How would you be able to determine whether a visit to a page is a real visitor or a bot/crawler?
The only way I can think of at the moment is comparing the $_SERVER[‘HTTP_USER_AGENT’] with a known list of bots/crawlers compiled from sites like these:
I realize this method would not be exact (agent spoofing or new agents/versions not on the list), but is there a better method of detection, or is this pretty much it?
Just how does that distinguish between a spider and someone who has set their useragent to match that used by a spider (bith IE and Firefox allow the browser owner to set the useragent to anything at all).

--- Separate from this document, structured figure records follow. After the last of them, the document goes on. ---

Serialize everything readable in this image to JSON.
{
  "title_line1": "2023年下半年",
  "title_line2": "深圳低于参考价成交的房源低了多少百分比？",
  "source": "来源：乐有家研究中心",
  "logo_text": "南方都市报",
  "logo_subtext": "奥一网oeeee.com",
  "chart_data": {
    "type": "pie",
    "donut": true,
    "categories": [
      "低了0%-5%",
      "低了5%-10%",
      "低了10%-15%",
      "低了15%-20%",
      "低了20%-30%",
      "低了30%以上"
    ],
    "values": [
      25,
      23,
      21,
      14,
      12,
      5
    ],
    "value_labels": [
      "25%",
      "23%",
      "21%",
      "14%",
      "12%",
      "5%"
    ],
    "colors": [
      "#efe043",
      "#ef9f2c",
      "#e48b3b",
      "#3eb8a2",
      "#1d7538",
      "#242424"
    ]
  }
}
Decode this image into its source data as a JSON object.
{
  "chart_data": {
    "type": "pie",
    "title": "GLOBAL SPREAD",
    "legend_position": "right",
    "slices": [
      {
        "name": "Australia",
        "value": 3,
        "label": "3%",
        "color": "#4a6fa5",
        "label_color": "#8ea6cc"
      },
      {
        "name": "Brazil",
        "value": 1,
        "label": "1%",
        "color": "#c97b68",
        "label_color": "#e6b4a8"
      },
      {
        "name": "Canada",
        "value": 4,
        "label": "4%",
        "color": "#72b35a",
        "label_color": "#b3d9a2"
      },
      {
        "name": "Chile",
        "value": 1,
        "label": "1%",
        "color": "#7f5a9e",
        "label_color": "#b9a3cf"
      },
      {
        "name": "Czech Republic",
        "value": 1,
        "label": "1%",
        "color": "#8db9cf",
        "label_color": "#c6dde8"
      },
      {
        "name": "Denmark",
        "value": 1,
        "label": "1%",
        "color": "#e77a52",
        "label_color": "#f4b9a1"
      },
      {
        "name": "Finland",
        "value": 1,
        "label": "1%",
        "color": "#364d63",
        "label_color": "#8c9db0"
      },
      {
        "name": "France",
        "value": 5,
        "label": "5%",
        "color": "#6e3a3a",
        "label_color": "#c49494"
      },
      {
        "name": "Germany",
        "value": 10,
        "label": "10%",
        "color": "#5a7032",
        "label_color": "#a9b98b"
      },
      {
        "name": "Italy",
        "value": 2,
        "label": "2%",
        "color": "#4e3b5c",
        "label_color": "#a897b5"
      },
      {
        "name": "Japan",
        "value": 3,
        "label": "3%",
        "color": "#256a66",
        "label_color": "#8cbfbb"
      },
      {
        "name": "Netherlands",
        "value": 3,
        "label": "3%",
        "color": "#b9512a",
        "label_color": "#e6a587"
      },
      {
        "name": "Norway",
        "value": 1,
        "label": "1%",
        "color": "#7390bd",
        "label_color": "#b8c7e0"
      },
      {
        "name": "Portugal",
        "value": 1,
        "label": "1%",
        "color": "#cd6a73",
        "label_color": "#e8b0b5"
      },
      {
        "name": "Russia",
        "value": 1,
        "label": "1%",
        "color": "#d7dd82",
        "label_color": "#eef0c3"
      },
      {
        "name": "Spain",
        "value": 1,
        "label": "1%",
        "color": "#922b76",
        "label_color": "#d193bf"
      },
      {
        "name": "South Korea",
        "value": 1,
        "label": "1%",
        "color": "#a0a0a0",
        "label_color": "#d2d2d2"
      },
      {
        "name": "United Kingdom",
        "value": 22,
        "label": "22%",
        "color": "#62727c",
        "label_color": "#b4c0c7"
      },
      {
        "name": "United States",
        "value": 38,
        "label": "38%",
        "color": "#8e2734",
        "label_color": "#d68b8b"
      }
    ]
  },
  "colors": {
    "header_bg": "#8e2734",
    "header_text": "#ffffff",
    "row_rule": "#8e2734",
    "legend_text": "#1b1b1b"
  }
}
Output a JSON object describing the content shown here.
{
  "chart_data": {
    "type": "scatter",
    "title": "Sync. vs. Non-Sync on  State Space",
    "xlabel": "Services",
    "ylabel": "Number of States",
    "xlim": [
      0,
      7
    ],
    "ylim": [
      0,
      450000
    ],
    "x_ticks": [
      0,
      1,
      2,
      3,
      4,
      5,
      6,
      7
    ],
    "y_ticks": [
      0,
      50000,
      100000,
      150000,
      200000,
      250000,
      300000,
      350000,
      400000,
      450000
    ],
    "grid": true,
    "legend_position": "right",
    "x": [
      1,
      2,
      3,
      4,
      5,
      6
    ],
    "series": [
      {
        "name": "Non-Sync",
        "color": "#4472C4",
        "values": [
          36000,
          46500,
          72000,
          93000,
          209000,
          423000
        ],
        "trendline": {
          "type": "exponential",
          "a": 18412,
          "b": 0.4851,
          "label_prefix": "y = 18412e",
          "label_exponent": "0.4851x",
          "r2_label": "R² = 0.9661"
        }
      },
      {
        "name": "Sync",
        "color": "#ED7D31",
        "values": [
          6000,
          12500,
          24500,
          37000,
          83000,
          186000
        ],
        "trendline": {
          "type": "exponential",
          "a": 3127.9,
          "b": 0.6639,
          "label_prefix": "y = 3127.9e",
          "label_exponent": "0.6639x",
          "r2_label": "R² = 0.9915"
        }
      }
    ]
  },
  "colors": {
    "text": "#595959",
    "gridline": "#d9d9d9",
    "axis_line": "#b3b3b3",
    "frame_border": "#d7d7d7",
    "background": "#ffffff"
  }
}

Just about every stats program I have seen produces stats on whether the visitors are real people or bots. Therefore the question of distinguishing between the two is unnecessary if you are intending to use the information to look at stats since all the stats programs already perform those analyses.
You would only need to distinguish the one from the other therefore for other purposes than stats and there the best advise that can be given is to not even attempt to make the distinction since legitimate bots from search engines etc will penalise any page that attempts to treat them differently from real visitors and that difference can be easily detected. In fact the main reason why anyone would set their useragent to match that of one of the search engine spiders is so as to see how the page looks to that spider and (mainly in order to see if it looks any different to them).
The JavaScript writes an image tag. The image tag’s source points to a PHP script. The PHP script records the hit. You don’t need to program any logic, it’s inherent in the design. Browsers with JS disabled don’t get counted… but that 1-2% of your traffic isn’t going to change any of the macro level data you look at web stats for anyway.
So you would count the hit only if javascript sends back a hit and the image sends back a hit? What would happen with browsers with javascript disabled?
You eliminate 99% of bots/crawlers by using JavaScript & image based tracking, like Google Analytics or any other third party tracker. Very few crawlers are executing JavaScript then fetching images from the resulting image tags produced.
You don’t really have a choice in that case. If the only time you can collect a data point is when you’re sending a location header, all you have to tell the requestor from a bot is the user-agent string and IP address. So filter against known IPs and user-agents of bots, which browscap.ini is good for.